Ces faits se trouvent principalement dans deux ouvrages écrits par Speer pendant son emprisonnement, sur des bouts de papier cachés qu’un gardien complaisant a aidé à faire sortir, et publiés avec un grand succès international en 1969, trois ans après sa libération. Bien qu’ils aient été édités par le très érudit Joachim Fest, l’exactitude historique des souvenirs de Speer a immédiatement été remise en question. Les doutes portaient en particulier sur l’affirmation de Speer selon laquelle il n’était pas au courant des camps d’extermination. Ce doute sur l’honnêteté de Speer s’est ensuite transformé en certitude.
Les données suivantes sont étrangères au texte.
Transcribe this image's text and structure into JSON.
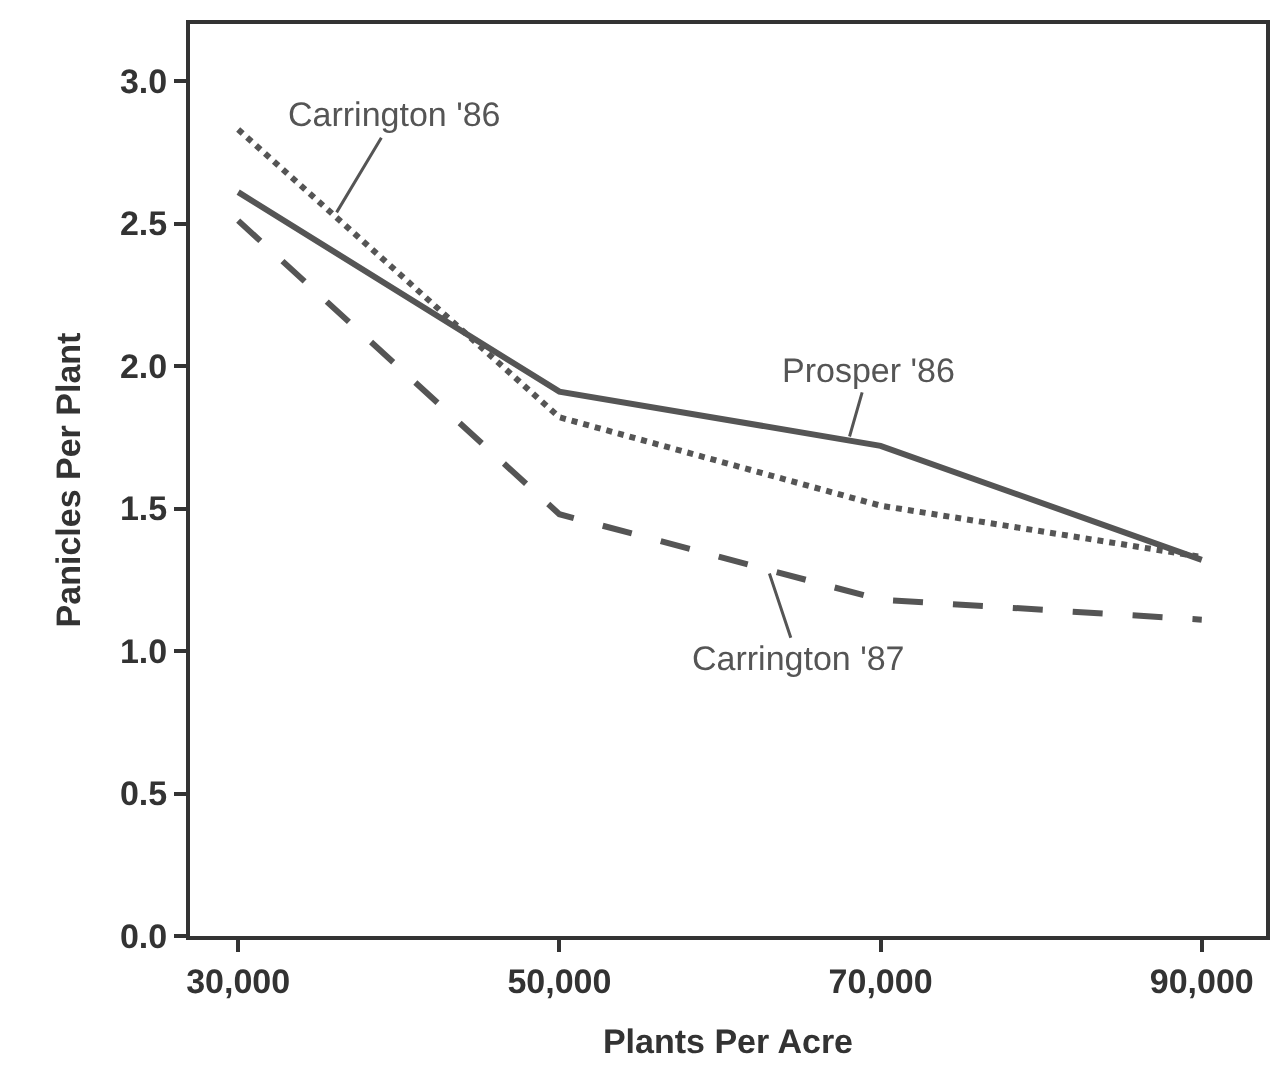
{
  "chart_data": {
    "type": "line",
    "xlabel": "Plants Per Acre",
    "ylabel": "Panicles Per Plant",
    "x": [
      30000,
      50000,
      70000,
      90000
    ],
    "xlim": [
      27000,
      94000
    ],
    "xticks": [
      {
        "value": 30000,
        "label": "30,000"
      },
      {
        "value": 50000,
        "label": "50,000"
      },
      {
        "value": 70000,
        "label": "70,000"
      },
      {
        "value": 90000,
        "label": "90,000"
      }
    ],
    "ylim": [
      0,
      3.2
    ],
    "yticks": [
      {
        "value": 0,
        "label": "0.0"
      },
      {
        "value": 0.5,
        "label": "0.5"
      },
      {
        "value": 1,
        "label": "1.0"
      },
      {
        "value": 1.5,
        "label": "1.5"
      },
      {
        "value": 2,
        "label": "2.0"
      },
      {
        "value": 2.5,
        "label": "2.5"
      },
      {
        "value": 3,
        "label": "3.0"
      }
    ],
    "marker": "none",
    "series": [
      {
        "name": "Carrington '86",
        "color": "#555555",
        "line_style": "dotted",
        "values": [
          2.83,
          1.82,
          1.51,
          1.33
        ]
      },
      {
        "name": "Prosper '86",
        "color": "#555555",
        "line_style": "solid",
        "values": [
          2.61,
          1.91,
          1.72,
          1.32
        ]
      },
      {
        "name": "Carrington '87",
        "color": "#555555",
        "line_style": "dashed",
        "values": [
          2.51,
          1.48,
          1.18,
          1.11
        ]
      }
    ]
  }
}
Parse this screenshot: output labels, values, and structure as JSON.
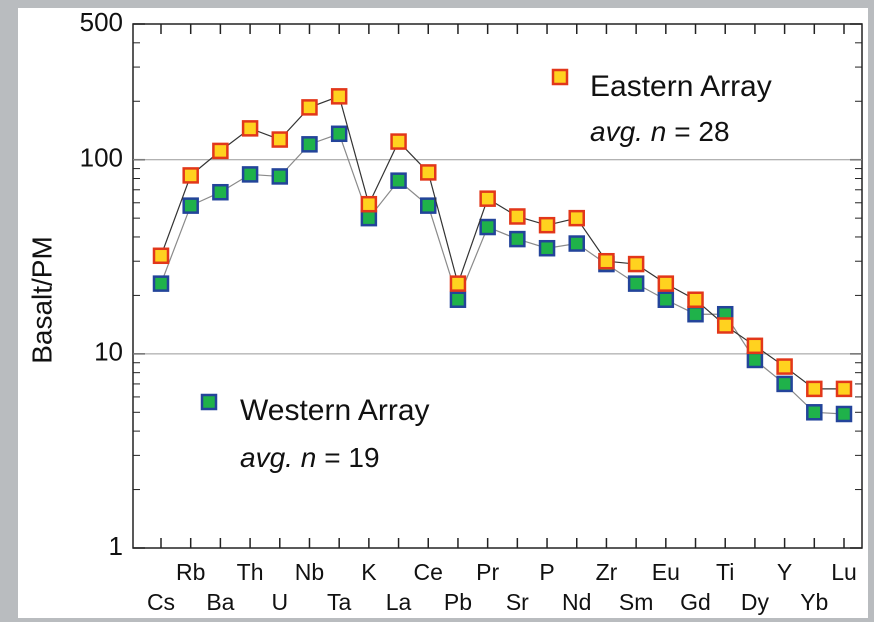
{
  "chart_data": {
    "type": "line",
    "ylabel": "Basalt/PM",
    "log_scale": true,
    "categories": [
      "Cs",
      "Rb",
      "Ba",
      "Th",
      "U",
      "Nb",
      "Ta",
      "K",
      "La",
      "Ce",
      "Pb",
      "Pr",
      "Sr",
      "P",
      "Nd",
      "Zr",
      "Sm",
      "Eu",
      "Gd",
      "Ti",
      "Dy",
      "Y",
      "Yb",
      "Lu"
    ],
    "ylim": [
      1,
      500
    ],
    "yticks": [
      1,
      10,
      100,
      500
    ],
    "minor_yticks": [
      2,
      3,
      4,
      5,
      6,
      7,
      8,
      9,
      20,
      30,
      40,
      50,
      60,
      70,
      80,
      90,
      200,
      300,
      400
    ],
    "grid": true,
    "series": [
      {
        "name": "Eastern Array",
        "note": [
          "avg. n",
          "= 28"
        ],
        "color": "#ffd21f",
        "edge": "#e2371a",
        "line": "#333333",
        "values": [
          32,
          83,
          111,
          145,
          127,
          186,
          212,
          59,
          124,
          86,
          23,
          63,
          51,
          46,
          50,
          30,
          29,
          23,
          19,
          14,
          11,
          8.6,
          6.6,
          6.6
        ]
      },
      {
        "name": "Western Array",
        "note": [
          "avg. n",
          "= 19"
        ],
        "color": "#1fb24a",
        "edge": "#23449a",
        "line": "#8a8a8a",
        "values": [
          23,
          58,
          68,
          84,
          82,
          120,
          136,
          50,
          78,
          58,
          19,
          45,
          39,
          35,
          37,
          29,
          23,
          19,
          16,
          16,
          9.3,
          7.0,
          5.0,
          4.9
        ]
      }
    ]
  }
}
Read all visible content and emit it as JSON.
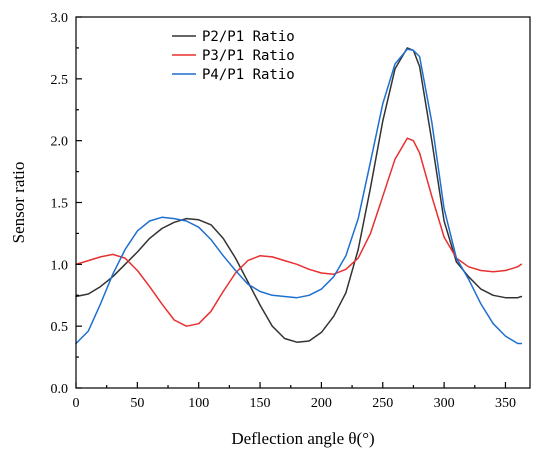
{
  "chart_data": {
    "type": "line",
    "xlabel": "Deflection angle θ(°)",
    "ylabel": "Sensor ratio",
    "xlim": [
      0,
      370
    ],
    "ylim": [
      0.0,
      3.0
    ],
    "x_ticks": [
      0,
      50,
      100,
      150,
      200,
      250,
      300,
      350
    ],
    "y_ticks": [
      0.0,
      0.5,
      1.0,
      1.5,
      2.0,
      2.5,
      3.0
    ],
    "legend_position": "top-center",
    "grid": false,
    "x": [
      0,
      10,
      20,
      30,
      40,
      50,
      60,
      70,
      80,
      90,
      100,
      110,
      120,
      130,
      140,
      150,
      160,
      170,
      180,
      190,
      200,
      210,
      220,
      230,
      240,
      250,
      260,
      270,
      275,
      280,
      290,
      300,
      310,
      320,
      330,
      340,
      350,
      360,
      363
    ],
    "series": [
      {
        "name": "P2/P1 Ratio",
        "color": "#333333",
        "values": [
          0.74,
          0.76,
          0.82,
          0.9,
          1.0,
          1.1,
          1.21,
          1.29,
          1.34,
          1.37,
          1.36,
          1.32,
          1.21,
          1.05,
          0.86,
          0.67,
          0.5,
          0.4,
          0.37,
          0.38,
          0.45,
          0.58,
          0.77,
          1.12,
          1.62,
          2.16,
          2.58,
          2.75,
          2.73,
          2.6,
          2.0,
          1.35,
          1.02,
          0.9,
          0.8,
          0.75,
          0.73,
          0.73,
          0.74
        ]
      },
      {
        "name": "P3/P1 Ratio",
        "color": "#e8302f",
        "values": [
          1.0,
          1.03,
          1.06,
          1.08,
          1.05,
          0.95,
          0.82,
          0.68,
          0.55,
          0.5,
          0.52,
          0.62,
          0.78,
          0.93,
          1.03,
          1.07,
          1.06,
          1.03,
          1.0,
          0.96,
          0.93,
          0.92,
          0.96,
          1.05,
          1.25,
          1.55,
          1.85,
          2.02,
          2.0,
          1.9,
          1.55,
          1.22,
          1.05,
          0.98,
          0.95,
          0.94,
          0.95,
          0.98,
          1.0
        ]
      },
      {
        "name": "P4/P1 Ratio",
        "color": "#1f6fd1",
        "values": [
          0.36,
          0.46,
          0.68,
          0.92,
          1.12,
          1.27,
          1.35,
          1.38,
          1.37,
          1.35,
          1.3,
          1.2,
          1.07,
          0.95,
          0.84,
          0.78,
          0.75,
          0.74,
          0.73,
          0.75,
          0.8,
          0.9,
          1.07,
          1.37,
          1.83,
          2.3,
          2.62,
          2.74,
          2.73,
          2.68,
          2.15,
          1.45,
          1.05,
          0.88,
          0.68,
          0.52,
          0.42,
          0.36,
          0.36
        ]
      }
    ]
  }
}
Il existe des preuves matérielles qu’il savait, qu’il était à Poznan en 1943 lorsque Heinrich Himmler a atrocement plaidé pour le gazage des enfants aux côtés des adultes, de peur qu’ils ne survivent et reviennent pour se venger. Mais, alors qu’au fil des ans, les historiens ont de plus en plus soupçonné, puis supposé, que Speer était au courant de ces faits, la preuve matérielle n’en a été apportée qu’en 2007, plusieurs années après la réalisation du tableau.
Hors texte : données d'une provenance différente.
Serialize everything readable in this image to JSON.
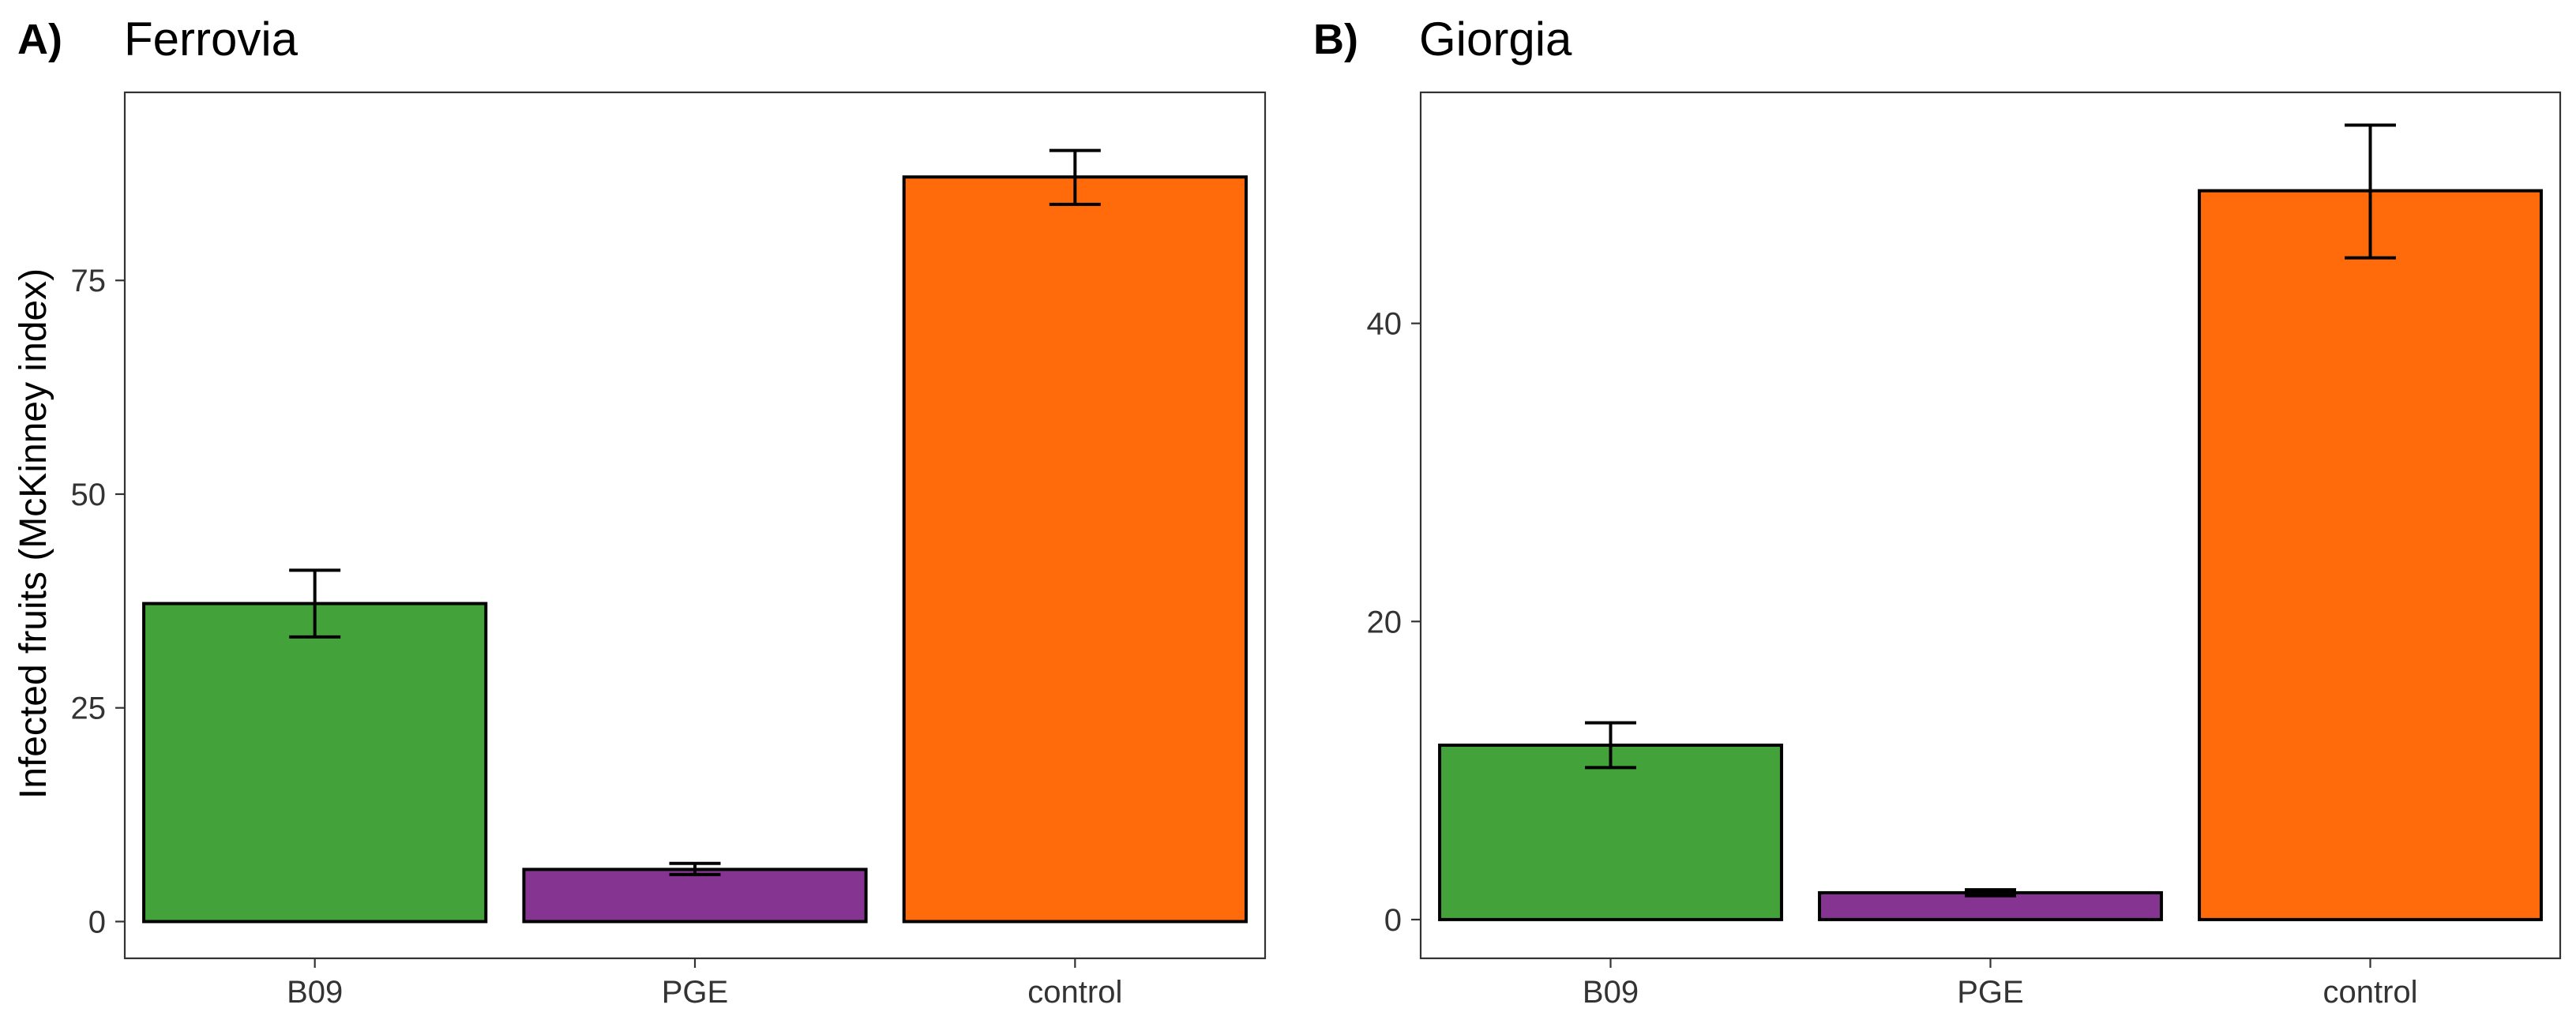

Ces faits sont essentiels pour comprendre Albert Speer. Sont-ils également essentiels pour comprendre Der Architekt ? On pourrait naturellement supposer que c’est le secret auquel le tableau fait allusion : la conscience de la culpabilité de Speer, son rôle dans les atrocités. Dans ce cas, Der Architekt serait une répétition. Car Tuymans a déjà consacré deux tableaux à Speer, et à ce même secret.

Luc Tuymans, Secrets, 1990.

Celui-ci était déjà présent dans une peinture de 1990, qui est un portrait au sens traditionnel du terme — les traits de Speer sont clairement reconnaissables par quiconque est familier des photographies de lui. Il est presque en noir et blanc. Speer apparaît comme un beau jeune homme, qui commence tout juste sa carrière d’architecte en chef du NSDAP. Le regard sur son visage est serein et déterminé, presque contemplatif. Ses yeux sont fermés. L’œuvre s’intitule Secrets.
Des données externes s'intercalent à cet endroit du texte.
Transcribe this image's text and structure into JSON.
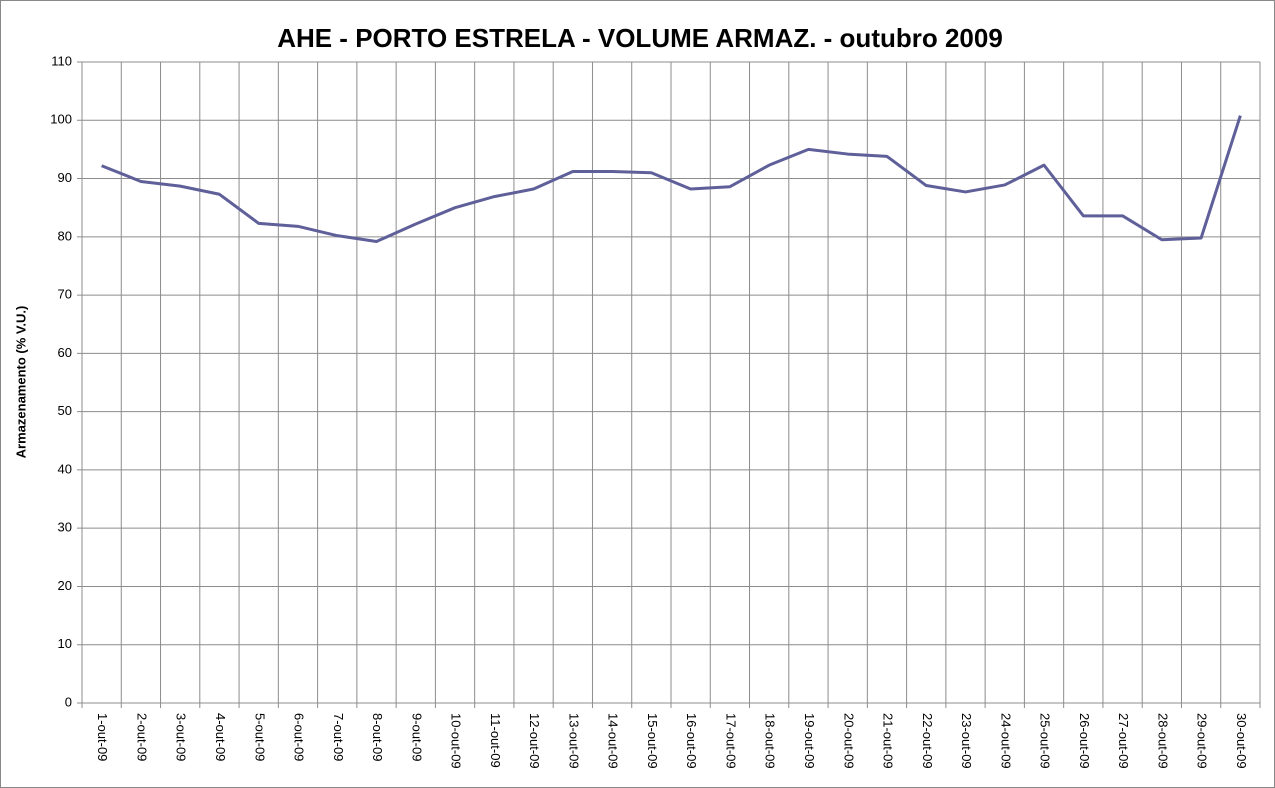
{
  "chart_data": {
    "type": "line",
    "title": "AHE - PORTO ESTRELA - VOLUME ARMAZ. - outubro 2009",
    "y_label": "Armazenamento (% V.U.)",
    "categories": [
      "1-out-09",
      "2-out-09",
      "3-out-09",
      "4-out-09",
      "5-out-09",
      "6-out-09",
      "7-out-09",
      "8-out-09",
      "9-out-09",
      "10-out-09",
      "11-out-09",
      "12-out-09",
      "13-out-09",
      "14-out-09",
      "15-out-09",
      "16-out-09",
      "17-out-09",
      "18-out-09",
      "19-out-09",
      "20-out-09",
      "21-out-09",
      "22-out-09",
      "23-out-09",
      "24-out-09",
      "25-out-09",
      "26-out-09",
      "27-out-09",
      "28-out-09",
      "29-out-09",
      "30-out-09"
    ],
    "series": [
      {
        "name": "Armazenamento",
        "color": "#5f5f99",
        "values": [
          92.2,
          89.5,
          88.7,
          87.3,
          82.3,
          81.8,
          80.2,
          79.2,
          82.2,
          85.0,
          86.9,
          88.2,
          91.2,
          91.2,
          91.0,
          88.2,
          88.6,
          92.3,
          95.0,
          94.2,
          93.8,
          88.8,
          87.7,
          88.9,
          92.3,
          83.6,
          83.6,
          79.5,
          79.8,
          100.8
        ]
      }
    ],
    "ylim": [
      0,
      110
    ],
    "yticks": [
      0,
      10,
      20,
      30,
      40,
      50,
      60,
      70,
      80,
      90,
      100,
      110
    ],
    "grid": true
  }
}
Les passages des mémoires de Speer où il réfléchit à sa culpabilité, qui sont remarquablement rares, sont pleins de références à la vision. Dans l’un des cas les plus explicites, il écrit que, en tant que ministre de l’armement, il a visité une usine dont les travailleurs asservis avaient été récemment transférés d’un camp de concentration. Il rapporte que, lorsqu’on leur a demandé s’ils préféraient retourner dans un camp qui ne les obligeait pas à travailler, les prisonniers ont étonnamment répondu non. Même vingt ans plus tard, Speer se souvient de la terreur dans leurs yeux alors qu’ils envisageaient d’y retourner. Et pourtant, écrit-il, il n’a pas posé d’autres questions sur l’origine de cette terreur. Il ne l’a pas vue. Ce qui me hante aujourd’hui, écrit Speer, c’est que je n’ai pas su lire la physionomie du régime qui se reflétait dans les visages de ces prisonniers. Et parfois, je me demande qui était vraiment ce jeune homme, ce jeune homme qui m’est devenu si étranger.

Ce jeune homme est le sujet dépeint dans Secrets.

Secrets est une œuvre littérale : non seulement parce qu’elle remplit la fonction traditionnelle d’un portrait — illustrer son sujet — mais aussi parce qu’elle illustre son propre titre, c’est-à-dire la proposition de l’artiste. La proposition de Tuymans est qu’Albert Speer a vécu les yeux fermés.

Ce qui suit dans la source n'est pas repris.